Martin's writing and explanation style is truly awesome! I read his book DDIA (Designing data intensive applications) and listened to his distributed systems class lectures [1]. It was a joy learning. I wish I had him or someone like him in graduate school. I would've probably taken all his courses :-).

[1] https://www.youtube.com/watch?v=UEAMfLPZZhE&list=PLeKd45zvjc...

fwoty · on March 4, 2022

Seriously. My advice to all, if you see "Kleppmann", click the link.

mactavish88 · on March 6, 2022

> Further work is required to demonstrate whether the techniques presented here are indeed effective in the context of particular CRDT algorithms, to prove their correctness in the face of Byzantine nodes, and to measure the performance impact of Byzantine fault tolerance.

This paper is super interesting, but it'd be even more interesting when we see this future work is completed.

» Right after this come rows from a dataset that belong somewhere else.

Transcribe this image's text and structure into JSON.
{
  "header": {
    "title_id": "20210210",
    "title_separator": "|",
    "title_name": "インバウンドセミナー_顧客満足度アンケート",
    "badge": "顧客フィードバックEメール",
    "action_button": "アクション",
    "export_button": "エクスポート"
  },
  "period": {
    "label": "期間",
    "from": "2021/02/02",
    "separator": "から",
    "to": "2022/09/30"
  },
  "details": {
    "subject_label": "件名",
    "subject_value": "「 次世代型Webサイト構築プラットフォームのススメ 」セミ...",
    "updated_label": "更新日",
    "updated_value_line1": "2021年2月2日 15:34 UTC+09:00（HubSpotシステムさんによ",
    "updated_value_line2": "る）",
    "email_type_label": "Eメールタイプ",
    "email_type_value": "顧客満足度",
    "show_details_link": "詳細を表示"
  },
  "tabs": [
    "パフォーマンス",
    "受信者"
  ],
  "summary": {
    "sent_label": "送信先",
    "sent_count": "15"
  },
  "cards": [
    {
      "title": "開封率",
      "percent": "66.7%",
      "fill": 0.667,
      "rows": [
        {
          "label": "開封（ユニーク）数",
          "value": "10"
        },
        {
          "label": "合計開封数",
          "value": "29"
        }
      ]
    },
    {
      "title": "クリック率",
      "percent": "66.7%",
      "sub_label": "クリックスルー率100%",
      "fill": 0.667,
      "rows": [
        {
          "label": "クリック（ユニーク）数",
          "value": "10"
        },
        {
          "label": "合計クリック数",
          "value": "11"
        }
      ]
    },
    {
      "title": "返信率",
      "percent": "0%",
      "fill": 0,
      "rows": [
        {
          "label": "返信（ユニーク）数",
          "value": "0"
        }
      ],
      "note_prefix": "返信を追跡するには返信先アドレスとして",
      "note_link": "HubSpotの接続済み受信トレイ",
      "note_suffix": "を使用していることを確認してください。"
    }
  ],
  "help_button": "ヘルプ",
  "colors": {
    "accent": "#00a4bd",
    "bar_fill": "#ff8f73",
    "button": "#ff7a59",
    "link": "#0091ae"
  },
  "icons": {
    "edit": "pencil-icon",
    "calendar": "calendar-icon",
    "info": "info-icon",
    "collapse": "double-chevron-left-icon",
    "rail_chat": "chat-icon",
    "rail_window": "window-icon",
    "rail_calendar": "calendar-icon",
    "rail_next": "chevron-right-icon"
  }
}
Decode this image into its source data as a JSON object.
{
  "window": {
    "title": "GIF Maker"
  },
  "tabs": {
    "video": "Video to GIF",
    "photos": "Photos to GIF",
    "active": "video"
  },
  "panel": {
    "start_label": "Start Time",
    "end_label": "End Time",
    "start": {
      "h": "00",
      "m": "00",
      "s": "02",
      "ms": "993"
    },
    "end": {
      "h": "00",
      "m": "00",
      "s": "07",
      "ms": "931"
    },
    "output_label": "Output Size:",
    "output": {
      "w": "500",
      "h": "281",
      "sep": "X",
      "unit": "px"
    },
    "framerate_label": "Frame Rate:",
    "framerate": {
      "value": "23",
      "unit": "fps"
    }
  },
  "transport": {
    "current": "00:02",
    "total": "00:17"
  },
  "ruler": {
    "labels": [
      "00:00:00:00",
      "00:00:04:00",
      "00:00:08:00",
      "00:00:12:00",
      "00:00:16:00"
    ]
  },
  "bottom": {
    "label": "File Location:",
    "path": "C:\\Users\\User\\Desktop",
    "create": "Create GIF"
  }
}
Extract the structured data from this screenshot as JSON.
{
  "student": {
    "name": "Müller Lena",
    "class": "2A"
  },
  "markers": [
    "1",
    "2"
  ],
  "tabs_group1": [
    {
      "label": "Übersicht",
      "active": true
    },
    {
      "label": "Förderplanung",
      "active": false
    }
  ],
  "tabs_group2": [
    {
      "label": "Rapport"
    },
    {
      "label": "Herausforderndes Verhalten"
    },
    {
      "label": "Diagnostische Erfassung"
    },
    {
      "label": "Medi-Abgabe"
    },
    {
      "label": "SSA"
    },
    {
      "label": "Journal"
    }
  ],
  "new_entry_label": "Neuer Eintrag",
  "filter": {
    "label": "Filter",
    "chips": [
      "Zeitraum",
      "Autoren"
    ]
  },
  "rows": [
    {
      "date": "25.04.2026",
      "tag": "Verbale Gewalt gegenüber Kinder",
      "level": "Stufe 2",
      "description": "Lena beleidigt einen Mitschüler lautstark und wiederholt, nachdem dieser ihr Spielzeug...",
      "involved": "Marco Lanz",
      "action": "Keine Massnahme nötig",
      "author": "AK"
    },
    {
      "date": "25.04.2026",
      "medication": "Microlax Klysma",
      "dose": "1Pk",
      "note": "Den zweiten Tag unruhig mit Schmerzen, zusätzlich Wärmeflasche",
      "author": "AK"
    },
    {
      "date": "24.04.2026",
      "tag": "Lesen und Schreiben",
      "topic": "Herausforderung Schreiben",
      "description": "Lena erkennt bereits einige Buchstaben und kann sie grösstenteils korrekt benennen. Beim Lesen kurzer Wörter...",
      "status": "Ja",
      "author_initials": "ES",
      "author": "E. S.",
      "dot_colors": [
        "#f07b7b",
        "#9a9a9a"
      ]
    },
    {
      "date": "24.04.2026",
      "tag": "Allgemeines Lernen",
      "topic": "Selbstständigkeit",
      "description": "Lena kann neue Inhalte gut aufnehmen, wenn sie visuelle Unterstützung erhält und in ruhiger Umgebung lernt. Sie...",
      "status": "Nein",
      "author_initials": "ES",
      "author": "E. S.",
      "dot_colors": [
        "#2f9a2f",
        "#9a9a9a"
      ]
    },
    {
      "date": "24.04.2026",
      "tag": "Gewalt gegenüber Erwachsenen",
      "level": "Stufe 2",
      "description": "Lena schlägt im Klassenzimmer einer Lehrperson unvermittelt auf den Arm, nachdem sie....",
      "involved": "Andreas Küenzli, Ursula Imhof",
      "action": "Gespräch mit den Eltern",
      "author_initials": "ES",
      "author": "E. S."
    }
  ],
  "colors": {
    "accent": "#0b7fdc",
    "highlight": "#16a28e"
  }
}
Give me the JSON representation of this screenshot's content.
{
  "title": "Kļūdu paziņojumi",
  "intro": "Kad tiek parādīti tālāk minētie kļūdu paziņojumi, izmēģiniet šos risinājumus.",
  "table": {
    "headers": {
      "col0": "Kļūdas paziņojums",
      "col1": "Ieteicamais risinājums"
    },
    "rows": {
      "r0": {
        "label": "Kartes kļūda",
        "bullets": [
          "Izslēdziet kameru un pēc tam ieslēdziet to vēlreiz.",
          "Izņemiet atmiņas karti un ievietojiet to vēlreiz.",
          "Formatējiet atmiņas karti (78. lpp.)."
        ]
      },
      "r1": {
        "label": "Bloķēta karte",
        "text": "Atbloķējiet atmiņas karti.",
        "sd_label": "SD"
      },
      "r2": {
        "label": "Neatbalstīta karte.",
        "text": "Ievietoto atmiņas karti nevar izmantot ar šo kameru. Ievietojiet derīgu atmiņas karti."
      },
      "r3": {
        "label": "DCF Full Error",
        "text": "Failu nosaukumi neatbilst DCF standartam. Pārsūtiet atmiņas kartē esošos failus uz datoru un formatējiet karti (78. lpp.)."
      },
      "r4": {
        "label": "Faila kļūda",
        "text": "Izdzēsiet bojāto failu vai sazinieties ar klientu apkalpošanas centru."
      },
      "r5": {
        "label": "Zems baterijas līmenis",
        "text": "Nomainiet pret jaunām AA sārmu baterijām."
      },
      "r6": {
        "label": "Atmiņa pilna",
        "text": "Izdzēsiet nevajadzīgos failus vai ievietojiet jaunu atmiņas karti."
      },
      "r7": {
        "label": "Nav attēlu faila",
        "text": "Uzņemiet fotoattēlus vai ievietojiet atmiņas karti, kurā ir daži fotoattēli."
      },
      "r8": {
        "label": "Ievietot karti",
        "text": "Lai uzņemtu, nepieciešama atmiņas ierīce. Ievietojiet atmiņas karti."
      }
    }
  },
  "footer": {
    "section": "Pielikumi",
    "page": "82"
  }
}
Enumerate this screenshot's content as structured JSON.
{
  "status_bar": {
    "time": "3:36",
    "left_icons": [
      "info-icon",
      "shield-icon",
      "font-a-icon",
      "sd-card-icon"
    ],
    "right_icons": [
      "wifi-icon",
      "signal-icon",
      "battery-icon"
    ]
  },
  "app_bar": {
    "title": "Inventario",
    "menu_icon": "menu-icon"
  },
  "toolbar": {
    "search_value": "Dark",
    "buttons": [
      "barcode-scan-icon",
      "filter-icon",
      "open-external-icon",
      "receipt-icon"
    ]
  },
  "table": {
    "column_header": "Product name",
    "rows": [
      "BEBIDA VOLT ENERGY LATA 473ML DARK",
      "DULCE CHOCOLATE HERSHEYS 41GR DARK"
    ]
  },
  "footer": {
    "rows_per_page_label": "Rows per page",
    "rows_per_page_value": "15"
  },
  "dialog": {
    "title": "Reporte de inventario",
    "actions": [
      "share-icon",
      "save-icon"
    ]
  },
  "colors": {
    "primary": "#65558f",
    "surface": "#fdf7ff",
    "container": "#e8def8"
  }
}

seattleeng · on March 5, 2022

This is pretty interesting! Skiff (https://www.skiff.org/) also uses private, encrypted CRDTs for their collaborative docs, but not in a BFT manner (the updates are encrypted but still sent to a central server AFAIK).

amilich · on March 5, 2022

Yes, we use E2EE CRDTs! They don't have to be centralized because we still get composable updates using YJS (https://github.com/yjs/yjs). This would still help a ton given the p2p nature of updates (malicious or broken clients can cause havoc for documents).

9wzYQbTYsAIc · on March 5, 2022

Is Byzantine Fault Tolerance starting to pick up steam in interest?

Any other related news anyone knows of off the top of their head?